TC Mons - Procès MACtac: la seconde affaire de traitements dégradants a été examinée

Le tribunal correctionnel de Mons a étudié les dossiers qui concernaient Michel Claessens, le second ouvrier de l'entreprise MACtac, basée à Soignies, à avoir subi une série de sévices le 23 juin 2007. Le dossier Mignon dans lequel onze prévenus dont la société MACtac comparaissent devant le tribunal correctionnel concerne l'affaire de harcèlement et de traitements dégradants à l'encontre de deux ouvriers de la société, Daniel Mignon et Michel Claessens. Le dossier Claessens concerne des coups et blessures et menaces à son encontre survenus le 23 juin 2007 au sein de l'entreprise sonégienne.

Les débats ont été ouverts, mardi après après-midi, autour des liens éventuels entres les différentes affaires. Michel Claessens a été victime de "bizutages" de plusieurs de ses collègues jusqu'à ce que l'un d'entre-eux se termine par une "chasse à l'homme dans l'usine", le 23 juin 2007. Daniel Mignon a quant à lui subi une série de sévices, comme être ligoté sur une palette avec des bandes adhésives, qui ont été révélés lors de la projection d'une vidéo de la scène filmée par l'un de ses harcèleurs.

Pour les avocats des parties civiles, il n'y pas de doute, les dossiers de Daniel Mignon et de Michel Claessens sont liés. "Il y a un lien entre les trois dossiers. Tout le monde est au courant de ce qu'il se passe dans l'entreprise et on se permet tout", expliquent les avocats de Michel Claessens.

"Durant l'enquête, on a découvert qu'il s'agissait des mêmes agresseurs. Pour Michel Claessens, cela signifie que MACtac connaissait le comportement des ouvriers dans l'entreprise. Tous les éléments étaient sur la table en 2004, grâce au rapport du CESI (Service externe de prévention et de protection au travail, ndlr), pour que l'agression de Michel Claessens n'arrive pas".

Mais pour le ministère public, il n'y a pas lieu de joindre les causes. "Les prévenus ne sont pas les mêmes dans les deux affaires. De plus, les faits sont de nature différente. Les préventions sont d'ailleurs différentes. Et enfin, les périodes infractionnelles ne sont pas en lien. Pour l'affaire de Daniel Mignon, il s'agit de 1996 à 2003. Pour Michel Claessens, il s'agit d'une date unique, celle du 23 juin 2007".

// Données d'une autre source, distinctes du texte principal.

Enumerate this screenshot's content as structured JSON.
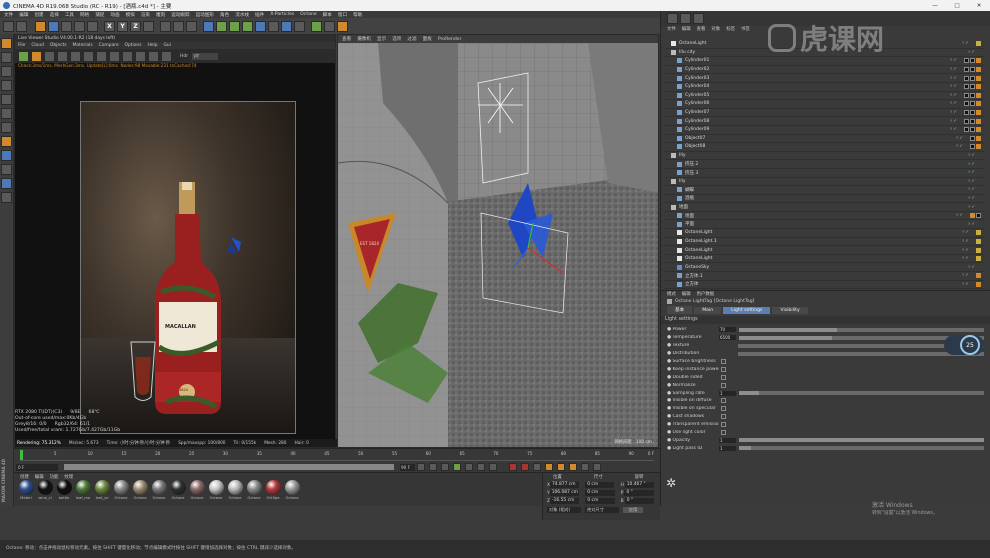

Quant à la citation directe à l'encontre de la société MACtac, sollicitée par les conseils de Michel Claessens, le substitut du procureur du roi estime qu'elle est irrecevable.

À la demande du tribunal, l'expert psychologue était attendu en début d'audience afin de répondre à quelques interrogations du tribunal quant à Michel Claessens.

L'expert a expliqué que "le terme chasse à l'homme revenait régulièrement dans les deux entretiens qu'il a eu avec Michel Claessens. Il se sentait traqué comme un animal. Il avait une espèce de honte à parler de ce qu'il avait vécu. L'impact de l'événement est resté très marqué chez lui. Deux ans après, il n'y avait pratiquement pas d'évolution".

Les débats dans l'affaire de Daniel Mignon reprendront quant à eux mardi. L'expert reviendra à l'audience du 12 mai pour répondre, cette fois, aux questions du tribunal sur le dossier de Daniel Mignon.